The Summer Life

In Seward for a few days. Happy wife is attending a conference. And I’m not! So out for a ride with Otis. But first, a trip into town for an espresso and breakfast sandwich, where I was once visited by a Raven. Those of you who know me well, know of my affection for Ravens. And few places in the world are host to Ravens as large as those in Alaska. Corvus corax is big of brain. This guy sure was fond of the few bits of my breakfast sandwich I shared with him. Photogenic too. Look at the talons on that bugger!

Larger plz.

Back at the beach house I changed clothes and set out on Otis, headed for Exit glacier, pushed along by a nice tailwind, one I knew I’d be fighting on the return. But what a day! About halfway down the dead end road I got my first glimpse of all that remains of the aptly named Exit glacier.

Larger plz.

As you get closer to the park entrance it feels like a graveyard march through time. Small signs mark the retreat of the glacier starting in 1815. A few hundred feet further, 1899, then 1912, then 1950, etc.. In a hundred years or so there won’t be enough left to cool a summer drink. I’m pleased I was here to see this old guy.

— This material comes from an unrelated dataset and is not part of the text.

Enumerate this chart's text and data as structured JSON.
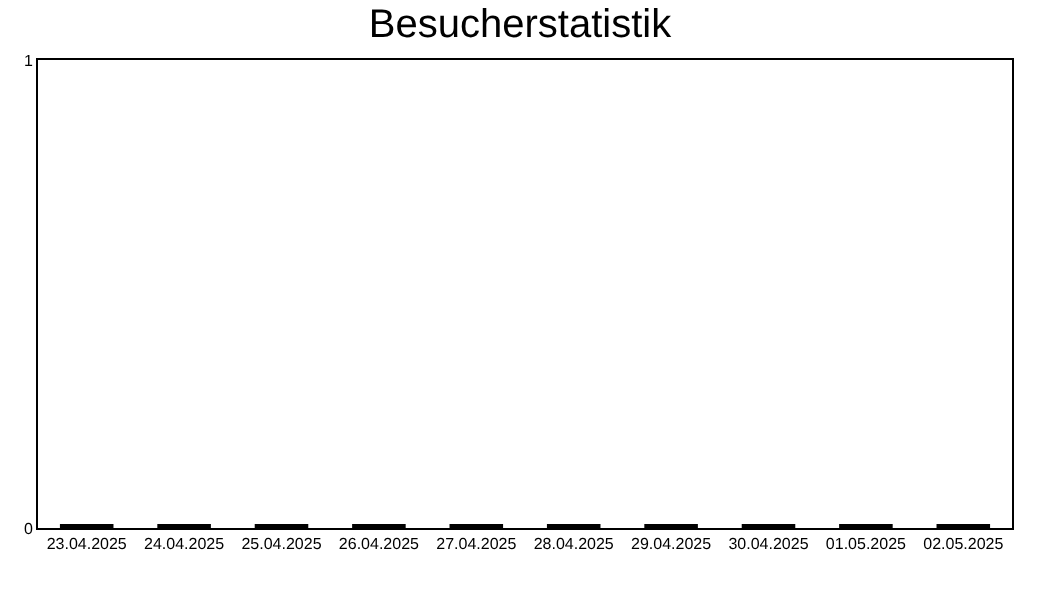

Had a short conversation at the park service information center with a nice fella visiting from Mississippi. He was looking over Otis pretty carefully, said it looked like a nice ride. I assured him he is, then added, “On a day like today I could get lost in my head and ride all the way to America.” He laughed and asked, and what is this? I asked him to pardon my Alaskan provincialism.

He told me he doesn’t ride too much anymore. He appeared to be in his late sixties, maybe seventy. Said when he was 52 years old he was riding in a fast pace line when all of a sudden a dog appeared among the bikes, and he went down hard. Took extensive surgery and weeks in recovery to put him back together again. Made worse by the fact that his doctors discovered he had osteoporosis, something he’d been unaware of. Not two weeks out of rehab and he was back on the trainer again. Typical biker. I wished him and his wife well and told them to enjoy Alaska. They boarded the park shuttle and down the road they went.

I followed shortly after, happy for my ability to ride here, on a day like this.

Larger plz.

Back at the beach house. 32 miles. Nice.

4 thoughts on “The Summer Life”

  1. In a hundred years or so there won’t be enough left to cool a summer drink.

    While Exit may be receding, as evidenced by its historic markers, this does not conclusively prove that Exit will not be there in 100 years.

  2. I keep meaning to go bicycle in Alaska. I also keep thinking I should bicycle again in Uruguay. It fascinates me that in late August-early September, which is when I’d probably go on either such trip, the weather in Anchorage and Montevideo is very similar.